Miles gave my hand a squeeze and I squeezed back, softly at first, then more urgently. Did we feel the tidal pull of our own lives then? Or were we content to simply lean into each other and let the heat of our bodies build in that cold space?

The parking lot emptied quickly
after the tour. By the time we arrived at the car, the other visitors had gone. Miles unlocked the passenger side door and held it open for me as I climbed in. I sifted through the glove compartment and retrieved a folded map, and Miles perched on the edge of my seat as I pored over it.

“There's a lake not far from here,” I said. “We could go for a swim.”

Miles moved his head close to mine to peer at the map. He looked up to see me looking at him and he leaned forward to kiss me, a slow kiss that deepened and lengthened. I reached up and circled his neck with my arms. He pulled back and looked at me, and I smiled at him as he surveyed the parking lot through the windshield.

“Nobody's around,” he said. “Parking lot's empty.”

“Do you think . . . ?”

“Do you?”

He raised an eyebrow, a question, and I raised mine, an answer.

“I've never—” I said.

“Me neither.”

“But maybe we could . . . ?”

The passenger door stood open to the afternoon and the air was hot and damp, an exhaled breath.

“If we were quick,” he said.

“If we were quick.”

“But how would we—”

“Like this?” I said.

Miles whispered, “Is that—”

“Just like that.”

We were all talk until suddenly we stopped talking. The day stilled except for a light breeze at the tops of the trees. They leaned together, talking in whispers. A bird called out. Then silence. Miles's breath echoed in my ear, and I watched a droplet of sweat bead on his forehead and run down to his ear. It hung there for a second before falling to my chest and sliding beneath my shirt. I kissed him and his mouth
tasted like salt water. Beneath us the caves reached down to the earth's molten center, the place where the planet is hottest, and the ground heaved up and collapsed onto itself with a shudder that left fissures in the pavement.

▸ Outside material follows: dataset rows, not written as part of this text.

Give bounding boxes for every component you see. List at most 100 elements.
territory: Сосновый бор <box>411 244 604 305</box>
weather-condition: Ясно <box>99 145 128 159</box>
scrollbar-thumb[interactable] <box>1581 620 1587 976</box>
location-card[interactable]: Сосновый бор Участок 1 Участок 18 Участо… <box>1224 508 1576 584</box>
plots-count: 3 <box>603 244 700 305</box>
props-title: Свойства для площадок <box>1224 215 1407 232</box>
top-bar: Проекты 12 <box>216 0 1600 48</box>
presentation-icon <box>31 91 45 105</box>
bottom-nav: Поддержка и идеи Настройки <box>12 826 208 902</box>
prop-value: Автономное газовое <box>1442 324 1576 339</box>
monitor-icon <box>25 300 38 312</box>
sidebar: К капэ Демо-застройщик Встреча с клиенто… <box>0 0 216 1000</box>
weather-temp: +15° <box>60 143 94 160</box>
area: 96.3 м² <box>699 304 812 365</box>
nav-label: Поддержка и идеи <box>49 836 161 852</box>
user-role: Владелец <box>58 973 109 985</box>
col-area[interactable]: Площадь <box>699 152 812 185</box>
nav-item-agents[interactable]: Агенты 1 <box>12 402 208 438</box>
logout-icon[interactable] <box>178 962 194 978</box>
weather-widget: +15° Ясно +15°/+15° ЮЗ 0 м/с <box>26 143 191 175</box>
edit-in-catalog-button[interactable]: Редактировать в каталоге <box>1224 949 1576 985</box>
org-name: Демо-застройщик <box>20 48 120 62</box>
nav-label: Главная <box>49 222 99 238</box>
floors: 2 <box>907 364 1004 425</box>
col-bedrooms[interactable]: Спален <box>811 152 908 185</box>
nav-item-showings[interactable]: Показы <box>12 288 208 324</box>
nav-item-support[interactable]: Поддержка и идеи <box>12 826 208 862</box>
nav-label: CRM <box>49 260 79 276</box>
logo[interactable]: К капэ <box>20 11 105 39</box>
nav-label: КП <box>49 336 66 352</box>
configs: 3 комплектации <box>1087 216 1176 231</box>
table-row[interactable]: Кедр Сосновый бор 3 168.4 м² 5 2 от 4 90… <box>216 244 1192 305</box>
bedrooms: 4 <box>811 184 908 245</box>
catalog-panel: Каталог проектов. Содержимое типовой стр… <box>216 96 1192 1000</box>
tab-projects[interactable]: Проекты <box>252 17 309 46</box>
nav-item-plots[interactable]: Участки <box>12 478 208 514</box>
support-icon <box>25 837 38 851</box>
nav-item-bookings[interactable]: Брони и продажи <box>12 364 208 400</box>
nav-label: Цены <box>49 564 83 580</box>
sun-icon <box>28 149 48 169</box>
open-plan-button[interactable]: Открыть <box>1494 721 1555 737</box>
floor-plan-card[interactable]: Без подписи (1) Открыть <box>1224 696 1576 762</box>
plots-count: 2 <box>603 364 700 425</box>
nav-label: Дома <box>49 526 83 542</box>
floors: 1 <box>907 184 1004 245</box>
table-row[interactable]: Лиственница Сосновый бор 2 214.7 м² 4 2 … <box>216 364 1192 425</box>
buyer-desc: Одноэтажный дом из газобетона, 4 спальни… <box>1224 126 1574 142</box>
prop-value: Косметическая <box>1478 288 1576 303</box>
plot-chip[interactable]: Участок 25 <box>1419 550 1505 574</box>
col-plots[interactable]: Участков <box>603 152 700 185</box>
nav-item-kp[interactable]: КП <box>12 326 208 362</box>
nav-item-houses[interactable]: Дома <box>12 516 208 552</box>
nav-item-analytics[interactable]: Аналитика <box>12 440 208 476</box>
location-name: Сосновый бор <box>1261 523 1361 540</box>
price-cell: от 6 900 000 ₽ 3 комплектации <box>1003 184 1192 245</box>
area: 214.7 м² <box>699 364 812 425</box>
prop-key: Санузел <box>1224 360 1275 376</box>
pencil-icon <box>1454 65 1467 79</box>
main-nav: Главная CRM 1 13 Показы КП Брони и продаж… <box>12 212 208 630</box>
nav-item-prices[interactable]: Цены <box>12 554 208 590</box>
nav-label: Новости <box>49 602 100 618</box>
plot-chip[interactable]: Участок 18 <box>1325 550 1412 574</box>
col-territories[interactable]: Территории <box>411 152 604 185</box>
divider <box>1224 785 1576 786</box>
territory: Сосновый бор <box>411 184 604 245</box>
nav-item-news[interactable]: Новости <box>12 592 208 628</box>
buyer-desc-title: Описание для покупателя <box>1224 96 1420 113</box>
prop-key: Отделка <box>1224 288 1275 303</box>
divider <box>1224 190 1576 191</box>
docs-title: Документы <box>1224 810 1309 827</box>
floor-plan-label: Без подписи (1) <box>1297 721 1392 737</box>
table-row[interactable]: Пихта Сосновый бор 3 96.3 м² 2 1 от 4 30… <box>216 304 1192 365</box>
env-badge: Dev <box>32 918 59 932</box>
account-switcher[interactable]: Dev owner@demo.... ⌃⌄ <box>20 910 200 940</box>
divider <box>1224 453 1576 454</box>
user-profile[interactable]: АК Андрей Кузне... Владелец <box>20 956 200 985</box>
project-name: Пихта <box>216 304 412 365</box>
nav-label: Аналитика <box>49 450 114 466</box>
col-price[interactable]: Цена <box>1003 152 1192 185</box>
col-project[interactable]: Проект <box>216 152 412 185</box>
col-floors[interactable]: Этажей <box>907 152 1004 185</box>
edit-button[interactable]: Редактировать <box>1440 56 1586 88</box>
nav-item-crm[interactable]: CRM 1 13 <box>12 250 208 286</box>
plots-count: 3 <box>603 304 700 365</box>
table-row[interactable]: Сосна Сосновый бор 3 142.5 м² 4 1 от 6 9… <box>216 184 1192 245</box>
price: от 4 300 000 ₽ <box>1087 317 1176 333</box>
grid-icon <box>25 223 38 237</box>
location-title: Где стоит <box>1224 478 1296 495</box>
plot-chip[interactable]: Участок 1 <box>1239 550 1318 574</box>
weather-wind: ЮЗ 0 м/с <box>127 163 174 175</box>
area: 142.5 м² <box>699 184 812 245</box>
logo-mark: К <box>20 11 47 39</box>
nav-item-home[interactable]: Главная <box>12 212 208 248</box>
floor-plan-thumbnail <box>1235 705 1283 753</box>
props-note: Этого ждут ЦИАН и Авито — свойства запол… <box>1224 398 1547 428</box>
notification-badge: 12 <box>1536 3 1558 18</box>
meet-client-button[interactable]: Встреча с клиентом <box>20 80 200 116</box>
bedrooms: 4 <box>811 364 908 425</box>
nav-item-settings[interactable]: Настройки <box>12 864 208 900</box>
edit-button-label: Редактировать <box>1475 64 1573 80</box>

Afterward we drove twenty miles
west. I navigated on the folded map and Miles held my hand as he drove. He looked over at me from time to time and smiled. I smiled back. We were like cats licking our paws, slow and content. We found the lake tucked back behind a stand of pines, three hundred yards off the main road. By then the sky had clouded over and a cold wind coursed over the surface of the water. A single family gathered on the man-made beach at the water's edge. In a folding camp chair a heavy woman with oily skin and red splotches high on her cheeks sat surveying the lake. Her hair was short and wispy, the color of old copper. I walked to the edge of the brown water and stood with my hands on my hips. I looked over my shoulder at Miles.